Ashlee Betteridge is the Manager at the Development Policy Centre. She was previously a Research Officer at the centre from 2013-2017. A former journalist, she holds a Master of Public Policy (Development Policy) from ANU and has development experience in Indonesia and Timor-Leste.

Stephen Howes

Stephen Howes is the Director of the Development Policy Centre and a Professor of Economics at the Crawford School.

8 Comments

  • Jiesheng, IDA eligibility is based on income per capita and may also include a few other considerations around creditworthiness of a country – it has no linear relationship to the number of those living on under $2 per day in a country. That is how middle income countries can still have vast quantities of people living in poverty, numerically far in excess of smaller yet poorer countries. You may need to look more closely at the statistics and the definitions to understand this – I’d start with the World Bank’s Povcal database. There are also numerous reports based on this information that will explain this data to you.

  • An Interesting principle in its wording: “The Department will work closely with NGOs with a strong track record for effective aid delivery”. Does it (the use of the term ‘strong track record’) reflect the former Minister Downer’s view that there were too many NGOs in the aid program, and set about reducing the acrredited ones by about half. Then the Labor government had an aim to redress that balance and increase the numbr of accredited NGO from aorund 40 up to 50. So the question is will this mean the carve up of the NGO/ANCP pie be skewed to to the larger NGOs at expense of the smaller ones. Interesting times ahead!!!

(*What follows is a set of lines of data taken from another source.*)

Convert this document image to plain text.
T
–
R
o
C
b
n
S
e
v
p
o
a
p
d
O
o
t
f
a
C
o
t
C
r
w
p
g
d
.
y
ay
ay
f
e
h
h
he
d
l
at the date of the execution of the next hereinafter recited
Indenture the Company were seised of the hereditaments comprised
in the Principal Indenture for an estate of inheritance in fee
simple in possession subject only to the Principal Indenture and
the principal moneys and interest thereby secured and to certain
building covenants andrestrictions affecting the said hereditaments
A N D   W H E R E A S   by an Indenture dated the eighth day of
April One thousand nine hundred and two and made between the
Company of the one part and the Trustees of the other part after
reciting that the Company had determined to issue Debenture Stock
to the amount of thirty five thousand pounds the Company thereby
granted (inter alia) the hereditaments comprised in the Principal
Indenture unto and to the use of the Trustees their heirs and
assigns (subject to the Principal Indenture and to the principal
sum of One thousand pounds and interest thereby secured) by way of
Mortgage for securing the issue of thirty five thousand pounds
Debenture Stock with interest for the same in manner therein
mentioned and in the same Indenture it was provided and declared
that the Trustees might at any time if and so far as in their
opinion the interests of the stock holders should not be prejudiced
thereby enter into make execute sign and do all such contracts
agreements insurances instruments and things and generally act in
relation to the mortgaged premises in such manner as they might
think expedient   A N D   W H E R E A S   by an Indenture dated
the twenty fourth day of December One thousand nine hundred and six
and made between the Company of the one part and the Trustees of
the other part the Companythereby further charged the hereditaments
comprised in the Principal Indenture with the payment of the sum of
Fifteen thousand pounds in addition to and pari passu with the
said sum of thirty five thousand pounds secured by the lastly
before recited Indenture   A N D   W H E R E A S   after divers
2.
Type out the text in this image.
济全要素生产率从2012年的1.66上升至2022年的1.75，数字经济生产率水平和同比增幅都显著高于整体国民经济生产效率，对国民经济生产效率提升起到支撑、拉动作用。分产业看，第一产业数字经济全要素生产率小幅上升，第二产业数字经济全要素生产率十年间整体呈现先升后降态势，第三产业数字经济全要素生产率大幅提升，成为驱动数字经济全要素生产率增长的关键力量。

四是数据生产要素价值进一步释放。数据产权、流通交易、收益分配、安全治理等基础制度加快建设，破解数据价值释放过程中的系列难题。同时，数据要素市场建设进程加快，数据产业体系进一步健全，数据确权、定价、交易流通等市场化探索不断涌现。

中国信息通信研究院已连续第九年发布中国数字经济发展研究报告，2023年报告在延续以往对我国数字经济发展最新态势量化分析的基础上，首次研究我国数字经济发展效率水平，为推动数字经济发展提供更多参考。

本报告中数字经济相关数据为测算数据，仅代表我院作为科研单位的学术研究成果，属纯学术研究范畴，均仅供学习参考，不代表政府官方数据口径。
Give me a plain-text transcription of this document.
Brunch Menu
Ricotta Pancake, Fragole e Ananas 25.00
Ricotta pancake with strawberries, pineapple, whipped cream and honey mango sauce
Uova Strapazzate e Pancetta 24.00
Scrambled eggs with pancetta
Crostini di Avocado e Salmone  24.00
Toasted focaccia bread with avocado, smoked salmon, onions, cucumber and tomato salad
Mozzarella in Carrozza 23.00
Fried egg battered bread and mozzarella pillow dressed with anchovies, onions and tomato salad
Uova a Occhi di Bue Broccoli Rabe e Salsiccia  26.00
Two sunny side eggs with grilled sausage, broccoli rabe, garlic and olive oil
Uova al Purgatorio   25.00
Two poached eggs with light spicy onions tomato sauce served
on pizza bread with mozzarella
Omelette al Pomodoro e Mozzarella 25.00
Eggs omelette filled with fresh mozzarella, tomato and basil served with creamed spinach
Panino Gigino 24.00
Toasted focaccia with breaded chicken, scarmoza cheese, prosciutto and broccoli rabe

  • Actually, the data shows the majority of the very poor continue to live in Asia, and increasingly in Asia’s middle-income countries – Asia Pacific is home to 1.7 billion people, or around 70% of those living under $2 per day, and receives a lower share of aid per poor person than Africa – particularly South Asia, which is incredibly underfunded with respect to actual poverty incidence. A focus on Asia is sensible, not least because Australia has strong capacity there and good links with governments. Australia is a minnow in Africa, and has little to productively contribute to the European efforts there.

    • RE: being an ODA ‘minnow’ in Africa, Australia can still contribute through targeted programmes in Sub-Saharan Africa (47 countries), which is the poorest region in the world (not withstanding successive so-called ‘development decades’) and is ‘off-track’ to meet MDG goals for eradicating hunger (MDG1), child mortality (MDG 4) and maternal health (MDG 5)…and others. One of the key strategies for development is building capacity from within. AusAID had been running programmes geared towards capacity building through providing scholarships for African students–who then return to their country of origin to put their credentials/skills gained in Australia to work in their home country. These programmes are now at risk, which would be a shameful outcome of AusAID ‘restructuring’.

  • Why must the focus just be on the Asia Pacific region, even as much as it is geographically near to Australia? Data shows that LDCs and poor people will be concentrated in Africa–the World Bank’s IDA will be providing to mainly African clients in the future.

    • “Its geographic priority will be the Indo-Pacific region, especially the South Pacific and South East Asia.”

      The term Indo-Pacific leaves Africa (and South Asia) still in the mix much the way they are now; but not sure about the Middle East.